Je refuse de rester les bras croisés pendant que mes étudiants sont endoctrinés


Les enfants ont peur de défier l’idéologie répressive qui règne dans notre école. C’est pourquoi je le fais.

Je suis professeur à la Grace Church High School de Manhattan. Il y a dix ans, j’ai changé de carrière lorsque j’ai découvert à quel point il est gratifiant d’aider les jeunes à explorer la vérité et la beauté des mathématiques. J’aime mon travail.

En tant qu’enseignant, ma première obligation est envers mes élèves. Mais en ce moment, mon école me demande d’adopter une formation et une pédagogie “antiracistes” qui, selon moi, leur sont profondément préjudiciables, ainsi qu’à toute personne qui cherche à cultiver les vertus de la curiosité, de l’empathie et de la compréhension.

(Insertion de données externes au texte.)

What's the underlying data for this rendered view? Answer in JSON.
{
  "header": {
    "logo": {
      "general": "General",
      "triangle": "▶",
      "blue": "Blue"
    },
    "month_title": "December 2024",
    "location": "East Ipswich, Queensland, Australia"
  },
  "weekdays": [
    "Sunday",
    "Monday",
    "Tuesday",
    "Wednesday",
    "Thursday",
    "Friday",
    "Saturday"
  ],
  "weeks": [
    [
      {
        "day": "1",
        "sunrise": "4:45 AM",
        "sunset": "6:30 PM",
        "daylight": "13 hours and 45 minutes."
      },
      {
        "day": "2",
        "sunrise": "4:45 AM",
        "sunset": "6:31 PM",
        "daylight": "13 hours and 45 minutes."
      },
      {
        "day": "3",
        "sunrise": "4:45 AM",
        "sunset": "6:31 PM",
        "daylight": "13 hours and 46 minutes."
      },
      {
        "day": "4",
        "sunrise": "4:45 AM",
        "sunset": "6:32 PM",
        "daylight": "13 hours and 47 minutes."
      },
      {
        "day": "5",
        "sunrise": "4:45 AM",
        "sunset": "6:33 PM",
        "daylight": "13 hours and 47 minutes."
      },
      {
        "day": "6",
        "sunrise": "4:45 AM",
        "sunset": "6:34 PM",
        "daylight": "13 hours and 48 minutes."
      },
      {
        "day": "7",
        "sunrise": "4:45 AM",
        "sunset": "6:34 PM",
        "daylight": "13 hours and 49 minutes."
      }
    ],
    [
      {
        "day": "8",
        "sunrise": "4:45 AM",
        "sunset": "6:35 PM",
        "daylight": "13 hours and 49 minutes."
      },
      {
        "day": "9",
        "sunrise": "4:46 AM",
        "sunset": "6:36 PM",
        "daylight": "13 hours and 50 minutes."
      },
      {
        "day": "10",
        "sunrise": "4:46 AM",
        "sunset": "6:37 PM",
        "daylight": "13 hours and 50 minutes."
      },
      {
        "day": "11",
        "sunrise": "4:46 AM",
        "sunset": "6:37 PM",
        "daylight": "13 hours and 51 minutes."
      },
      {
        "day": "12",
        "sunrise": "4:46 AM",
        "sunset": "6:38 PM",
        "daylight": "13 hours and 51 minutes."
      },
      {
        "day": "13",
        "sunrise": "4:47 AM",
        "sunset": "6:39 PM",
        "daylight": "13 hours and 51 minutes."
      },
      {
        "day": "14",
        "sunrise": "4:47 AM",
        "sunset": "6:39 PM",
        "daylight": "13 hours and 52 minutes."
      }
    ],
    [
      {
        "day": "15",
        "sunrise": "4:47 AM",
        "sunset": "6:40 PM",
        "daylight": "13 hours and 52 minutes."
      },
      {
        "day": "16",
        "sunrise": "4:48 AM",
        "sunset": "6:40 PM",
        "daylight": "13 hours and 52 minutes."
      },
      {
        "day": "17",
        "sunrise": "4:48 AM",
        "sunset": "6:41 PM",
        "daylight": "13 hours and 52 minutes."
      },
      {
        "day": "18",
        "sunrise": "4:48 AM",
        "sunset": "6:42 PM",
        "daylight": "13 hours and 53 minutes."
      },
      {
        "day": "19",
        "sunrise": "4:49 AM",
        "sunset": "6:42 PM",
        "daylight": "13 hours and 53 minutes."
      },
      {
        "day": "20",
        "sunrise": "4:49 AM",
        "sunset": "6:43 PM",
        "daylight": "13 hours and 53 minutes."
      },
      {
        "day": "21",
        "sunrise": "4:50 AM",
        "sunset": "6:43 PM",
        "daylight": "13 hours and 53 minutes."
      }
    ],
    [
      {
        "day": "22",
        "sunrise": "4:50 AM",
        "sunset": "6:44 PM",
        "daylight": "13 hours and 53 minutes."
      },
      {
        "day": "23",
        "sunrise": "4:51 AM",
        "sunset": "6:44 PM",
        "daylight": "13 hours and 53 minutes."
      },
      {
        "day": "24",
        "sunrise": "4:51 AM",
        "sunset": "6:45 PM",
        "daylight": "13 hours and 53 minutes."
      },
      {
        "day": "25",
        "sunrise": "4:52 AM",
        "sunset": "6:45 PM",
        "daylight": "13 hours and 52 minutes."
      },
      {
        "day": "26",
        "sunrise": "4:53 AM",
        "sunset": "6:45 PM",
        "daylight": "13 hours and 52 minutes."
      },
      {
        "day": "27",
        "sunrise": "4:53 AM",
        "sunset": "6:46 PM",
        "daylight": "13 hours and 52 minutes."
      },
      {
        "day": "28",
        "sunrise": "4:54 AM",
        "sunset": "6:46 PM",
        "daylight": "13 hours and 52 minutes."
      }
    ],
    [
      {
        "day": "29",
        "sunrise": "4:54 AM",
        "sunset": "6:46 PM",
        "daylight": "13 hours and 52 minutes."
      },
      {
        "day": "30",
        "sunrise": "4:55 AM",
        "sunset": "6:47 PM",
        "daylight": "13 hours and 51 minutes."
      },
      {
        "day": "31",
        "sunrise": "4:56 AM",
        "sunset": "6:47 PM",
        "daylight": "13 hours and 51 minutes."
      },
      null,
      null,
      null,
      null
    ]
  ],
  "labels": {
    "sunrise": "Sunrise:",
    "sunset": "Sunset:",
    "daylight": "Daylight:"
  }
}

La formation “antiraciste” semble vertueuse, mais c’est le contraire de la vérité dans la publicité. Elle exige des enseignants comme moi qu’ils traitent les élèves différemment en fonction de leur race. En outre, afin de maintenir un front uni pour nos élèves, les enseignants de Grace sont invités à limiter leurs doutes sur ce cadre pédagogique à des conversations avec un “Bureau de l’engagement communautaire” interne pour lequel toute objection significative mène à une conclusion inévitable. Tous les étudiants qui doutent sont également “mis au défi” de recadrer leurs points de vue pour se conformer à cette orthodoxie.

Je sais qu’en y associant mon nom, je risque non seulement mon emploi actuel mais aussi ma carrière d’éducateur, puisque la plupart des écoles, tant publiques que privées, sont désormais captives de cette idéologie rétrograde. Mais en étant témoin de l’impact néfaste qu’elle a sur les enfants, je ne peux pas rester silencieuse.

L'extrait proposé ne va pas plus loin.